6. An abnormality detection device in a network system including a plurality of pieces of network equipment:

repeatedly acquiring, from the respective pieces of network equipment, index values indicating operation states of the respective pieces of network equipment;

calculating, from the index values of the respective pieces of network equipment, high-frequency components of the index values; and

detecting an abnormality in a target piece of network equipment based on a correlation of the high-frequency components of the pieces of network equipment.

7. The abnormality detection device of claim 6,

wherein the high-frequency components are calculated for the index values by using a high-pass filter.

8. The abnormality detection device of claim 7,

wherein the high-pass filter calculates smoothed normalized rates of variability from a history of the index values, as the high-frequency components.
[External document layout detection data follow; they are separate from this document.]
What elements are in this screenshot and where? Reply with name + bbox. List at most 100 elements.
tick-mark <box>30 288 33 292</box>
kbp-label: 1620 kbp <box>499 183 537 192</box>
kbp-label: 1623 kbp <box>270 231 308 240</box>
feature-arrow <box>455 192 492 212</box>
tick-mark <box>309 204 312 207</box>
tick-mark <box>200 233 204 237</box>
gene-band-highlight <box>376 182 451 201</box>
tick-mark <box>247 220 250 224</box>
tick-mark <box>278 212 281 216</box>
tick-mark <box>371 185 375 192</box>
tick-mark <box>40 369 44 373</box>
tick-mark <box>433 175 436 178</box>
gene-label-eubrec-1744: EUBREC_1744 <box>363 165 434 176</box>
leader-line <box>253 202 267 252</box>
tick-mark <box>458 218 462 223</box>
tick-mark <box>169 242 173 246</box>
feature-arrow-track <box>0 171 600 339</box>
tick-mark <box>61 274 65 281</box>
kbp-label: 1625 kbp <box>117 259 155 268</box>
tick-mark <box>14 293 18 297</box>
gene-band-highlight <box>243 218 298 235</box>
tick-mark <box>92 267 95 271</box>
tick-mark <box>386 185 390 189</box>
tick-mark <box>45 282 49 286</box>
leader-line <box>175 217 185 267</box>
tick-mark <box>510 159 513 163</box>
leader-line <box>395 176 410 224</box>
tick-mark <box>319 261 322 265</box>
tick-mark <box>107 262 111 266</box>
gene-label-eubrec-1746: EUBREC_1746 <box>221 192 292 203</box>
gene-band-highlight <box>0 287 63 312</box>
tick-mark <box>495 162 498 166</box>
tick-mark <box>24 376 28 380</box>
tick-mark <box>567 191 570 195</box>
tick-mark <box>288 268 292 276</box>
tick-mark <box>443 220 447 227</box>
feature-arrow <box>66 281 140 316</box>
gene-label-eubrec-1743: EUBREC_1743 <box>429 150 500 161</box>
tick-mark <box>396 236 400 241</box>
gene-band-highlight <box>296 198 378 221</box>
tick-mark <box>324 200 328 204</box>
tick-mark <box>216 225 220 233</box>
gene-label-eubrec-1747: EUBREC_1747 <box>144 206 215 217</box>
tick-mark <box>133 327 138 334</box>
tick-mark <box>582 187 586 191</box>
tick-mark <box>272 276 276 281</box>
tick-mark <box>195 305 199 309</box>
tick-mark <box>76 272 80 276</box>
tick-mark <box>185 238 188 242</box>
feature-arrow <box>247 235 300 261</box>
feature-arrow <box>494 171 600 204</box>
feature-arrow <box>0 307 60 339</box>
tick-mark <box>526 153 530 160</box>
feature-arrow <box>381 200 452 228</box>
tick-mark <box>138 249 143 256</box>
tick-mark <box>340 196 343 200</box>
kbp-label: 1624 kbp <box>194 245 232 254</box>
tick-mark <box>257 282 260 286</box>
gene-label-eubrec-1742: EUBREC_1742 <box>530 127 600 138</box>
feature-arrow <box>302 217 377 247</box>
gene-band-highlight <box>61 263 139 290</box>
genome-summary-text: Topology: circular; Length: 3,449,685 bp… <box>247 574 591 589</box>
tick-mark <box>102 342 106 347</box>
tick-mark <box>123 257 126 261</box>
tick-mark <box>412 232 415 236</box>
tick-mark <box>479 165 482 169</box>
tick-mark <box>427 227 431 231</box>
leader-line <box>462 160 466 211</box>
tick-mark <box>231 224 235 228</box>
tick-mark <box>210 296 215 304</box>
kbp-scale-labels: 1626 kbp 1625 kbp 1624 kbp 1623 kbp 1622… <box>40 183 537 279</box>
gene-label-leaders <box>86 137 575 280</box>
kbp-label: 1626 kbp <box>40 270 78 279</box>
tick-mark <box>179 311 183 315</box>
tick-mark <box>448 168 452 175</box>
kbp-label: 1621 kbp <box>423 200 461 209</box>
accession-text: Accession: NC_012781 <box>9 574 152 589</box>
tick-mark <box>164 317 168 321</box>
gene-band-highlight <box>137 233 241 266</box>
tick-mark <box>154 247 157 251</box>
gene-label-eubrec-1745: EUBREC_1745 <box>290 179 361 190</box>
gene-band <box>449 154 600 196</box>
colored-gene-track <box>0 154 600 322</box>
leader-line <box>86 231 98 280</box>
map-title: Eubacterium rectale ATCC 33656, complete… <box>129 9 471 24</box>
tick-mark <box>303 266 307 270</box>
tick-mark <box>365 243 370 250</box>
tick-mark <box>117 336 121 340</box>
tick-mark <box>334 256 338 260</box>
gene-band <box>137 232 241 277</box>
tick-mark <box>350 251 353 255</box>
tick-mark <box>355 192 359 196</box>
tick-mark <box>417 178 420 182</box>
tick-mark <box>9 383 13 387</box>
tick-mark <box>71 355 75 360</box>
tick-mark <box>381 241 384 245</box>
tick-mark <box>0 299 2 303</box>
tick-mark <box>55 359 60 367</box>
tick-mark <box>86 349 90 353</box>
9. The abnormality detection device of claim 6,

wherein the correlation is a degree of unbalance calculated from a difference between a target one of the high-frequency components of the pieces of network equipment and an average value of another one or more of the high-frequency components of one of more of the pieces of the network equipment.
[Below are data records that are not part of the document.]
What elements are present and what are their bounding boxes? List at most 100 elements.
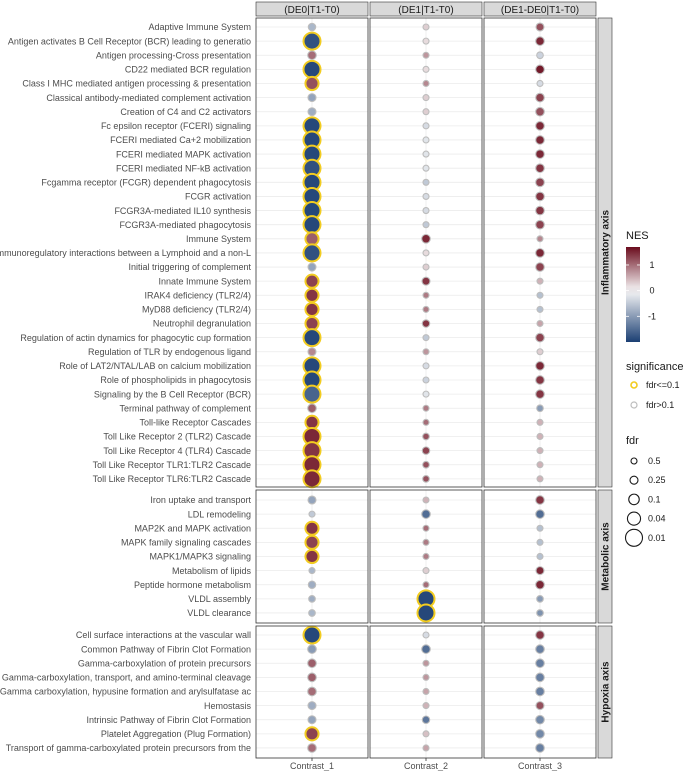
row-label: Cell surface interactions at the vascula… [76, 630, 251, 640]
data-point [422, 150, 430, 158]
row-label: Metabolism of lipids [172, 566, 252, 576]
data-point [307, 107, 317, 117]
data-point [302, 59, 322, 79]
panel-border [483, 489, 597, 624]
legend-significance-label: fdr<=0.1 [646, 380, 680, 390]
data-point [302, 31, 322, 51]
data-point [536, 404, 544, 413]
x-tick-label: Contrast_3 [518, 761, 562, 771]
facet-strip [597, 625, 613, 759]
data-point [307, 580, 317, 589]
data-point [302, 328, 322, 348]
data-point [535, 509, 545, 519]
data-point [536, 235, 544, 243]
data-point [535, 177, 545, 188]
facet-strip-label: Hypoxia axis [601, 661, 612, 723]
data-point [422, 192, 430, 200]
data-point [307, 715, 317, 725]
panel-border [255, 17, 369, 488]
legend-color-tick-label: 0 [649, 286, 654, 296]
data-point [422, 263, 430, 271]
panel-title: (DE1-DE0|T1-T0) [501, 5, 579, 16]
data-point [422, 581, 430, 589]
row-label: VLDL assembly [188, 594, 251, 604]
data-point [422, 659, 430, 667]
legend-fdr-key [629, 475, 639, 485]
row-label: Regulation of actin dynamics for phagocy… [20, 333, 251, 343]
data-point [308, 510, 316, 518]
data-point [307, 743, 317, 753]
data-point [421, 715, 431, 724]
row-label: Transport of gamma-carboxylated protein … [6, 743, 251, 753]
data-point [307, 644, 317, 654]
data-point [422, 249, 430, 257]
data-point [421, 233, 431, 244]
data-point [422, 79, 430, 88]
data-point [536, 538, 544, 546]
row-label: Immune System [186, 234, 251, 244]
data-point [422, 673, 430, 681]
data-point [422, 51, 430, 59]
data-point [422, 538, 430, 546]
panel-header-strip [255, 1, 369, 17]
data-point [535, 729, 545, 739]
row-label: FCGR activation [185, 192, 251, 202]
data-point [422, 221, 430, 229]
panel-header-strip [369, 1, 483, 17]
facet-group: Iron uptake and transport LDL remodeling M… [121, 489, 613, 624]
data-point [302, 215, 322, 235]
data-point [535, 495, 545, 505]
data-point [535, 262, 545, 272]
row-label: Intrinsic Pathway of Fibrin Clot Formati… [86, 715, 251, 725]
data-point [535, 163, 545, 174]
data-point [421, 276, 431, 286]
row-label: Toll Like Receptor 4 (TLR4) Cascade [103, 446, 251, 456]
row-label: Gamma-carboxylation of protein precursor… [78, 658, 252, 668]
row-label: MAPK family signaling cascades [121, 538, 252, 548]
data-point [302, 469, 322, 489]
data-point [536, 305, 544, 313]
row-label: FCGR3A-mediated phagocytosis [119, 220, 251, 230]
data-point [304, 534, 320, 550]
data-point [535, 658, 545, 669]
legend-fdr-label: 0.01 [648, 533, 666, 543]
data-point [536, 461, 544, 469]
data-point [307, 701, 317, 711]
data-point [535, 219, 545, 230]
data-point [535, 579, 545, 590]
row-label: Terminal pathway of complement [119, 403, 251, 413]
panel-header: (DE1|T1-T0) [369, 1, 483, 17]
row-label: Immunoregulatory interactions between a … [0, 248, 251, 258]
data-point [304, 520, 320, 536]
data-point [416, 603, 436, 623]
data-point [422, 37, 430, 45]
row-label: FCERI mediated Ca+2 mobilization [110, 135, 251, 145]
data-point [535, 672, 545, 683]
panel-border [483, 17, 597, 488]
row-label: Toll Like Receptor 2 (TLR2) Cascade [103, 432, 251, 442]
row-label: Platelet Aggregation (Plug Formation) [101, 729, 251, 739]
data-point [422, 178, 430, 186]
data-point [535, 630, 545, 640]
data-point [536, 609, 544, 617]
row-label: Fc epsilon receptor (FCERI) signaling [101, 121, 251, 131]
x-tick-label: Contrast_1 [290, 761, 334, 771]
data-point [535, 686, 545, 697]
data-point [536, 552, 544, 561]
facet-strip-label: Metabolic axis [601, 522, 612, 591]
panel-title: (DE0|T1-T0) [284, 5, 339, 16]
data-point [304, 548, 320, 565]
data-point [422, 474, 430, 483]
data-point [536, 348, 544, 356]
row-label: Creation of C4 and C2 activators [120, 107, 251, 117]
data-point [422, 108, 430, 116]
data-point [535, 566, 545, 576]
data-point [535, 191, 545, 202]
data-point [422, 631, 430, 639]
data-point [422, 404, 430, 412]
row-label: Antigen processing-Cross presentation [96, 50, 251, 60]
row-label: Toll Like Receptor TLR6:TLR2 Cascade [93, 474, 251, 484]
panel-header: (DE1-DE0|T1-T0) [483, 1, 597, 17]
row-label: Toll Like Receptor TLR1:TLR2 Cascade [93, 460, 251, 470]
data-point [422, 702, 430, 710]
10. The abnormality detection device of claim 9,

wherein a statistical distribution of the degrees of unbalance is calculated from a history of the degree of unbalance,

an outside probability of a latest degree of unbalance is calculated in the statistical distribution, and

the outside probability is compared with a preset threshold value to detect the abnormality in the target piece of network equipment.
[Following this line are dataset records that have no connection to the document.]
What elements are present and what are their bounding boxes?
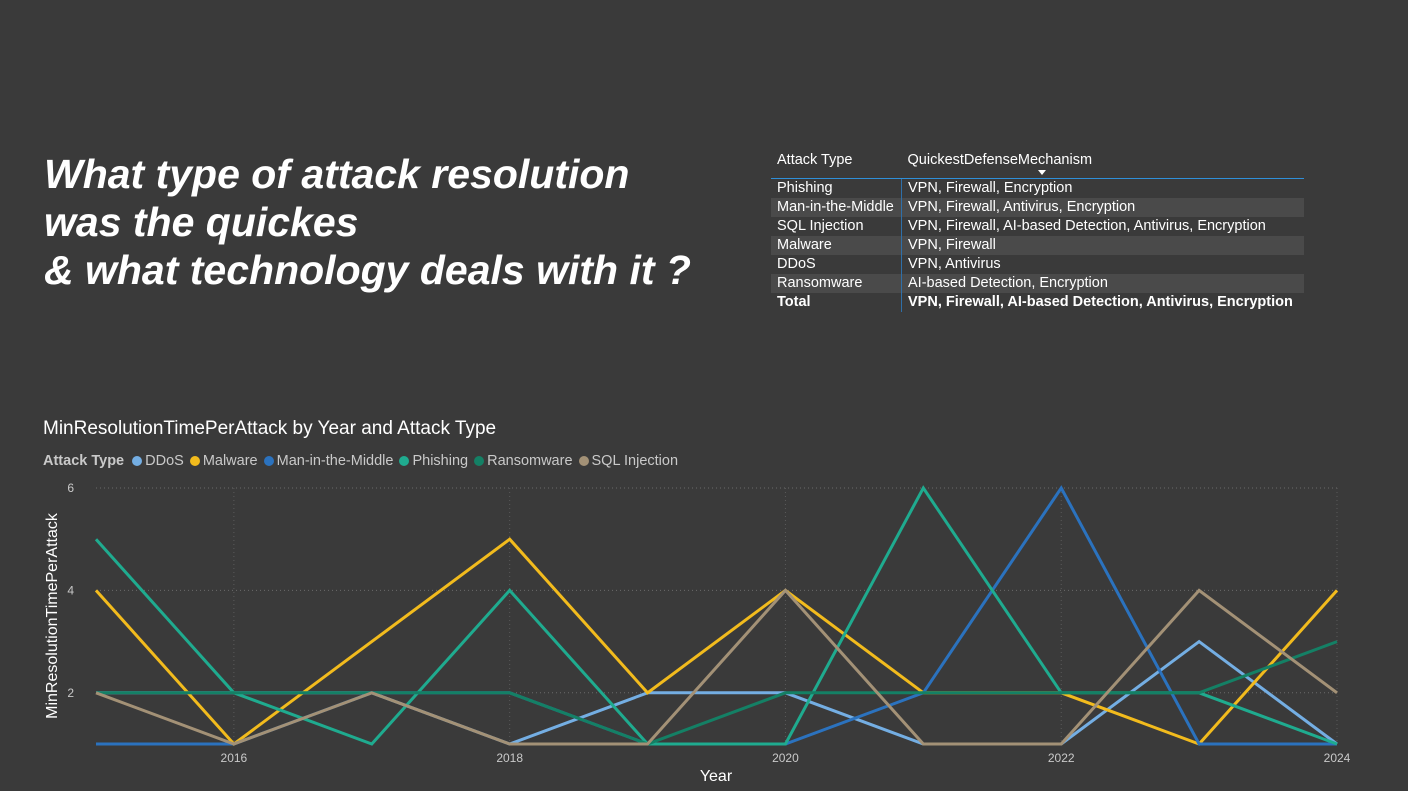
x-tick-label: 2020 <box>772 751 799 765</box>
legend-swatch <box>263 456 274 466</box>
legend-item-ransomware[interactable]: Ransomware <box>474 453 573 469</box>
table-row: Phishing VPN, Firewall, Encryption <box>771 178 1304 198</box>
legend-label: DDoS <box>145 453 184 469</box>
legend-label: Phishing <box>412 453 469 469</box>
series-line-malware[interactable] <box>94 537 1339 747</box>
defense-cell: VPN, Firewall, Encryption <box>908 180 1073 196</box>
legend-label: Malware <box>202 453 258 469</box>
legend-title: Attack Type <box>43 453 125 469</box>
table-row: DDoS VPN, Antivirus <box>771 255 1304 274</box>
chart-title: MinResolutionTimePerAttack by Year and A… <box>43 418 497 439</box>
y-axis-title: MinResolutionTimePerAttack <box>44 512 61 719</box>
legend-swatch <box>132 456 143 466</box>
chart-legend: Attack Type DDoS Malware Man-in-the-Midd… <box>43 453 684 469</box>
defense-cell: VPN, Firewall <box>901 236 1304 255</box>
column-header-attack-type[interactable]: Attack Type <box>771 150 902 179</box>
legend-swatch <box>474 456 485 466</box>
legend-label: SQL Injection <box>591 453 679 469</box>
question-line-2: was the quickes <box>44 199 359 245</box>
x-tick-label: 2024 <box>1324 751 1351 765</box>
question-line-1: What type of attack resolution <box>44 151 630 197</box>
legend-label: Man-in-the-Middle <box>276 453 394 469</box>
attack-type-cell: Malware <box>771 236 902 255</box>
defense-cell: VPN, Firewall, Antivirus, Encryption <box>901 198 1304 217</box>
x-tick-label: 2022 <box>1048 751 1075 765</box>
total-value-cell: VPN, Firewall, AI-based Detection, Antiv… <box>908 294 1293 310</box>
legend-item-ddos[interactable]: DDoS <box>132 453 184 469</box>
legend-item-phishing[interactable]: Phishing <box>399 453 468 469</box>
table-row: Malware VPN, Firewall <box>771 236 1304 255</box>
attack-type-cell: Man-in-the-Middle <box>771 198 902 217</box>
attack-type-cell: Phishing <box>771 178 902 198</box>
x-tick-label: 2018 <box>496 751 523 765</box>
y-tick-label: 2 <box>67 686 74 700</box>
table-row: Man-in-the-Middle VPN, Firewall, Antivir… <box>771 198 1304 217</box>
legend-swatch <box>189 456 200 466</box>
legend-item-malware[interactable]: Malware <box>189 453 258 469</box>
x-axis-title: Year <box>700 768 733 785</box>
defense-cell: VPN, Antivirus <box>908 256 1001 272</box>
legend-label: Ransomware <box>487 453 573 469</box>
table-total-row: Total VPN, Firewall, AI-based Detection,… <box>771 293 1304 312</box>
attack-type-cell: SQL Injection <box>771 217 902 236</box>
defense-cell: VPN, Firewall, AI-based Detection, Antiv… <box>908 218 1266 234</box>
series-line-ransomware[interactable] <box>96 640 1338 746</box>
legend-item-sql-injection[interactable]: SQL Injection <box>578 453 679 469</box>
attack-type-cell: DDoS <box>771 255 902 274</box>
defense-cell: AI-based Detection, Encryption <box>901 274 1304 293</box>
x-tick-label: 2016 <box>221 751 248 765</box>
column-header-quickest-defense[interactable]: QuickestDefenseMechanism <box>901 150 1304 179</box>
table-row: Ransomware AI-based Detection, Encryptio… <box>771 274 1304 293</box>
line-chart[interactable]: 2 4 6 2016 2018 2020 2022 2024 Year MinResolution… <box>0 470 1408 791</box>
legend-swatch <box>399 456 410 466</box>
table-row: SQL Injection VPN, Firewall, AI-based De… <box>771 217 1304 236</box>
series-line-sql-injection[interactable] <box>95 588 1338 746</box>
column-header-label: QuickestDefenseMechanism <box>907 152 1093 168</box>
question-line-3: & what technology deals with it ? <box>44 247 691 293</box>
total-label-cell: Total <box>771 293 902 312</box>
series-line-man-in-the-middle[interactable] <box>96 485 1337 746</box>
attack-type-cell: Ransomware <box>771 274 902 293</box>
defense-table: Attack Type QuickestDefenseMechanism Phi… <box>771 150 1304 312</box>
legend-item-man-in-the-middle[interactable]: Man-in-the-Middle <box>263 453 394 469</box>
legend-swatch <box>578 456 589 466</box>
y-tick-label: 6 <box>67 481 74 495</box>
question-heading: What type of attack resolution was the q… <box>44 150 744 294</box>
series-line-phishing[interactable] <box>94 485 1338 746</box>
sort-descending-icon[interactable] <box>1037 170 1046 175</box>
y-tick-label: 4 <box>67 583 74 597</box>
11. A network system comprising a plurality of pieces of network equipment and an abnormal detection device,

wherein the abnormality detection device:

repeatedly acquires, from the respective pieces of network equipment, index values indicating operation states of the respective pieces of network equipment,

calculates, from the index values of the respective pieces of network equipment, high-frequency components of the index values; and

detects an abnormality in a target piece of network equipment based on a correlation of the high-frequency components of the pieces of network equipment.

12. The network system of claim 11,

wherein the abnormality detection device calculates the high-frequency components for the index values by using a high-pass filter.

13. The network system of claim 12,

wherein the high-pass filter calculates smoothed normalized rates of variability from a history of the index values, as the high-frequency components.

14. The network system of claim 11,

wherein the correlation is a degree of unbalance calculated from a difference between a target one of the high-frequency components of the pieces of network equipment and an average value of another one or more of the high-frequency components of one of more of the pieces of the network equipment.

15. The network system of claim 14,

wherein the abnormality detection device:

calculates a statistical distribution of the degrees of unbalance from a history of the degree of unbalance,

calculates an outside probability of a latest degree of unbalance in the statistical distribution, and

compares the outside probability with a preset threshold value to detect the abnormality in the target piece of network equipment.

16. The network system of claim 11, further comprising an inspection device that monitors an interface connecting the pieces of network equipment and a communication network,

wherein the inspection device transmits statistical information on transmitted and received traffics acquired from the interfaces to the abnormal detection device, and

the abnormal detection device acquires the index values based on the statistical information on the transmitted and received traffics.

17. The network system of claim 11, further comprising a control device controlling the pieces of network equipment,

wherein the abnormal detection device requests, to the control device, verification of an abnormal state for one of the pieces of network equipment in which the abnormality is detected, or the verification of the abnormal state for the one of the pieces of network equipment in which the abnormality is detected, and control.